The above description is only of the preferred embodiments of the present application and is not intended to limit the present application, but various modifications and variations can be made to the present application by those skilled in the art. Any modification, equivalent replacement, improvement, etc. made within the spirit and principle of the present application should be included in the protection scope of the present application.

Claims (10)

1. Use of a substance that detects WNT10A and SLCO4A1-AS1 for the preparation of a product for diagnosing, detecting, monitoring or predicting the progression of glioma.

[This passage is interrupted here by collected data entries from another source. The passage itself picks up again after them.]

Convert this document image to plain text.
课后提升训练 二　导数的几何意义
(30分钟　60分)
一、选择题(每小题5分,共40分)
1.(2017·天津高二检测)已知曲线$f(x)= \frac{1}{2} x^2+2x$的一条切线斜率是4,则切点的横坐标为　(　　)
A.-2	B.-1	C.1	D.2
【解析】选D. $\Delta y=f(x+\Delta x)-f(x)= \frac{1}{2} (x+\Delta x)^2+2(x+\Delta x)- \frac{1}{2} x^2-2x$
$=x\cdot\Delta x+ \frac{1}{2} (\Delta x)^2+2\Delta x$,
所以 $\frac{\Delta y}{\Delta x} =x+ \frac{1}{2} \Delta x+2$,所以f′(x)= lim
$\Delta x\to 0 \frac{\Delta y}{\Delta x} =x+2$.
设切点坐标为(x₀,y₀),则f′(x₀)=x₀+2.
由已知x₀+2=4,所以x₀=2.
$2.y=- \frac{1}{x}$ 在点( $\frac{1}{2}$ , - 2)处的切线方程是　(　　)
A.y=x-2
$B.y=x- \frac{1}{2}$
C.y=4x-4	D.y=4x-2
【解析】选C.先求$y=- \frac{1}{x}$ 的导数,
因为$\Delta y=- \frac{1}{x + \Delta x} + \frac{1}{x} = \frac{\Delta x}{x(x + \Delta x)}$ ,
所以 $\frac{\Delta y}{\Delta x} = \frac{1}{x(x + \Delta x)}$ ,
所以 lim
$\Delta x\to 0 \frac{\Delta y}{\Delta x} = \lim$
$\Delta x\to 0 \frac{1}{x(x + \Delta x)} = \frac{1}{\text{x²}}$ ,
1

2. The use according to claim 1, wherein WNT10A and SLCO4A1-AS1 are of human origin;

the gliomas include low-grade gliomas (grade I-II) and high-grade gliomas (grade III-IV);

up-regulated expression of WNT10A and SLCO4A1-AS1 correlated positively with increased glioma classification (malignancy), and negatively with a better prognosis for glioma patients.

3. The use of claim 1, wherein the means for diagnosing, detecting, monitoring or predicting progression of glioma comprises (early or secondary) diagnosis of glioma, evaluation of malignancy, and prognosis evaluation of glioma patient;

the prognostic evaluation includes at least an assessment of the overall survival of a glioma patient.

4. A product for diagnosing, detecting, monitoring or predicting the progression of glioma, characterized in that said product comprises a substance for detecting the expression of WNT10A and SLCO4A1-AS1 in a sample based on a high throughput sequencing method and/or based on a quantitative PCR method and/or based on a probe hybridization method.

5. The product of claim 4, wherein the sample is a glioma sample from a subject comprising glioma cells or glioma tissue from the subject;

the product is detection reagent, detection kit, biosensor, detection device and equipment.

6. A system for diagnosing, detecting, monitoring or predicting the progression of glioma, said system comprising:

i) An analysis unit comprising a detection substance selected from WNT10A and SLCO4A1-AS1 expression levels in a sample to be tested for a subject, and;

ii) an evaluation unit comprising: determining the disease condition of said subject based on the expression levels of said WNT10A and SLCO4A1-AS1 determined in i).

7. The system of claim 7, wherein WNT10A and SLCO4A1-AS1 are of human origin;

the judging of the disease condition of the subject at least comprises evaluating the (early or auxiliary) diagnosis, malignancy degree and prognosis of glioma patients of the subject; further, the prognostic evaluation includes at least an assessment of the overall survival of the glioma patient.

8. Use of a substance that inhibits the expression and/or decreases the activity of WNT10A and SLCO4A1-AS1 in at least one of the following A1) -a 5):

a1 Inhibit glioma cell proliferation or preparing a product that inhibits glioma cell proliferation;

a2 Inhibiting the colony forming ability of glioma cells or preparing a product for inhibiting the colony forming ability of glioma cells;

a3 Inhibiting glioma cell invasion capacity or preparing a product for inhibiting glioma cell invasion capacity;

a4 Inhibit glioma growth or/and invasion or prepare a product for inhibiting glioma growth or/and invasion;

a5 For treating glioma or for preparing a product for treating glioma.

9. The use according to claim 8, wherein the agent that inhibits the expression and/or reduces the activity of WNT10A and SLCO4A1-AS1 comprises an agent that performs a lentiviral infection or gene knockdown against an RNA interfering molecule or antisense oligonucleotide, a small molecule inhibitor, an siRNA that inhibits WNT10A and SLCO4A1-AS 1.

10. The use according to claim 8, wherein the product is a pharmaceutical or experimental agent for use in basic research.